Beautiful pies, though, which I am looking forward to enjoying, possibly poolside at K & P's house in a little while.
- Colors! Last night I dreamt about the artist's supply store and I was very affectionate (in the dream only) with the manager of the artist's supply store - which speaks to me of my lusting for more time with paints and such. I'm reading "Color - A Natural History of the Palette" by Victoria Finley. Yippee. She is telling the story of how artists' paints got developed, telling the story of colors and how they came from rocks, roots, twigs and insects and were once carried around in pig's bladders by the masters. Here's an excerpt:
"Colormen first appeared in the mid-seventeenth century, preparing canvases, supplying pigments and making brushes. In France some of them were originally luxury goods grocers selling exotica like chocolate and vanilla alongside the cochineal, but most of them quickly turned to full-time art supplying."
- Opera! Here in Santa Fe it's opera season and it's an incredible treat to sit at night in the open amphitheater with a soft summer breeze, a slice of golden moon and hello - Madame Butterfly, with it's music by Puccini that turns people like me into the super sappy, weepy cliche version of the opera watcher (before this opera I didn't know this was possible) - just so much beauty it overwhelms.
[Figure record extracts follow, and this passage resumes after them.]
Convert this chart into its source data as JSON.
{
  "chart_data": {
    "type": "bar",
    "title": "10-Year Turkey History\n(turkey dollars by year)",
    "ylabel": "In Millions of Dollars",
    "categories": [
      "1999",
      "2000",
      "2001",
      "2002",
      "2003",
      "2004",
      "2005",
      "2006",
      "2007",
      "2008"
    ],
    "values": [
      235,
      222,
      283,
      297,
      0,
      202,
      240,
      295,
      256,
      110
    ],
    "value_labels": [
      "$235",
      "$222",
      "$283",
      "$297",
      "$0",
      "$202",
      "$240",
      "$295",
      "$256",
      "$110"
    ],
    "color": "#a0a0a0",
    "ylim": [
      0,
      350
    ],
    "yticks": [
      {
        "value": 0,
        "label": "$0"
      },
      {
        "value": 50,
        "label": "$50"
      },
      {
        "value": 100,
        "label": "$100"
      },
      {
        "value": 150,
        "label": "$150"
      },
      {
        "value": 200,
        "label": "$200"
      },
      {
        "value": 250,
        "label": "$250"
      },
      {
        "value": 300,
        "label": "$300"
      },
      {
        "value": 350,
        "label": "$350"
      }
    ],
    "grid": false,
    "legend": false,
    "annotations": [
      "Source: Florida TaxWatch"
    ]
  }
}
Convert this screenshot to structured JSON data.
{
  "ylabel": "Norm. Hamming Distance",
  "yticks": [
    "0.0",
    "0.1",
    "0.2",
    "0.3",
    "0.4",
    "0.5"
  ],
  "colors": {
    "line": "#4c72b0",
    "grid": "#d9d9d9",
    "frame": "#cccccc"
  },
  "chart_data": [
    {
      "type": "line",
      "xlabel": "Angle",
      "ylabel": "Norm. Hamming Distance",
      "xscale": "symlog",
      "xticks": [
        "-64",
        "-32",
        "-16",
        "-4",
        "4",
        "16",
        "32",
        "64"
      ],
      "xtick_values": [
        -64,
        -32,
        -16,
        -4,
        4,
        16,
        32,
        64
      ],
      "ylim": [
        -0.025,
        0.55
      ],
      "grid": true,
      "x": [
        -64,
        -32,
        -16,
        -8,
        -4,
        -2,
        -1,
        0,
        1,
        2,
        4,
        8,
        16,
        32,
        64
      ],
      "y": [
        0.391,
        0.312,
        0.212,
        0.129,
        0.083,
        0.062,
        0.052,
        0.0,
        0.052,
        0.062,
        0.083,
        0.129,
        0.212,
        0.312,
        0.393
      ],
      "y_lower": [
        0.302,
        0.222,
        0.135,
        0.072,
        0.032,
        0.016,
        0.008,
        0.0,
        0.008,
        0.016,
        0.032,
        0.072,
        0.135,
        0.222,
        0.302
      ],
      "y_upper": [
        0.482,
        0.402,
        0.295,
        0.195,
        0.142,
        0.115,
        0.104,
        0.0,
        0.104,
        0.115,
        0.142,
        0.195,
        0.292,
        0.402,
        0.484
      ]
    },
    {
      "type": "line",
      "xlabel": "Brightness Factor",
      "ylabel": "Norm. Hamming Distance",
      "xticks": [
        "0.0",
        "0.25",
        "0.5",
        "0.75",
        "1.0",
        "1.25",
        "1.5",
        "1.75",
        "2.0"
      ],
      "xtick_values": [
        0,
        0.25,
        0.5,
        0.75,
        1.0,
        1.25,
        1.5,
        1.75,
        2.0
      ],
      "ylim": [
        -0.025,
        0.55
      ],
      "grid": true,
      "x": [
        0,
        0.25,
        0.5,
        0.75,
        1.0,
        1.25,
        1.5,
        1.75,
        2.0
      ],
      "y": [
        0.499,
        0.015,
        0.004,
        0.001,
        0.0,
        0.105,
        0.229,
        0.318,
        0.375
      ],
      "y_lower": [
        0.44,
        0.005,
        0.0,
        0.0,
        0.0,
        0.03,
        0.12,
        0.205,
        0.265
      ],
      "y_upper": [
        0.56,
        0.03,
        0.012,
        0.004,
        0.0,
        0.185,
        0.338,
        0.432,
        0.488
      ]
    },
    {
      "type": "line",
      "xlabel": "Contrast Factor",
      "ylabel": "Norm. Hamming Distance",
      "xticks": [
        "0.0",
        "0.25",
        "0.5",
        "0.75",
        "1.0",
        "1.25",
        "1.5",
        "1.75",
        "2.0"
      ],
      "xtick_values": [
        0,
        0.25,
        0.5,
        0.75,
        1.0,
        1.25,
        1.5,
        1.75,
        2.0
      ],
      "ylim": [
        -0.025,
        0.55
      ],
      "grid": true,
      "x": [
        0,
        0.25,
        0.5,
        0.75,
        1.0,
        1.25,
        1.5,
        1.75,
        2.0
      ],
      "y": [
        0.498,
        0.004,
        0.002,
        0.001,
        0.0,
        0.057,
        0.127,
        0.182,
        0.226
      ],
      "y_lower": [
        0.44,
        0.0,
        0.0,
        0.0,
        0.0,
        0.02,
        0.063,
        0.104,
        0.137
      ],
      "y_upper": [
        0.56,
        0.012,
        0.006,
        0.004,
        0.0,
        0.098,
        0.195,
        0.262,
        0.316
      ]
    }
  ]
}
I have to admit though that I was hoping, hoping by the end of it that she would kill herself because it's the only way a story like this can go, it's the only way. Hello, Madame Butterfly, love addiction at this order of magnitude can only end in death! It must end in death! And this is the beauty of fiction and of opera, the beauty of story that turns the human drama into something larger than life, like something wrought with a painter's palette knife, something so incredibly vividly hued it would burn through our corneas if it was real and not made up. Thank heavens for the unreal, it sure does satiate something, something deep down in there that wants to burn itself up but knows this is not sensible, we must wake up tomorrow and live another "real" day, a succession of all too real days.
Ooops, gotta go eat some pie. I'm late.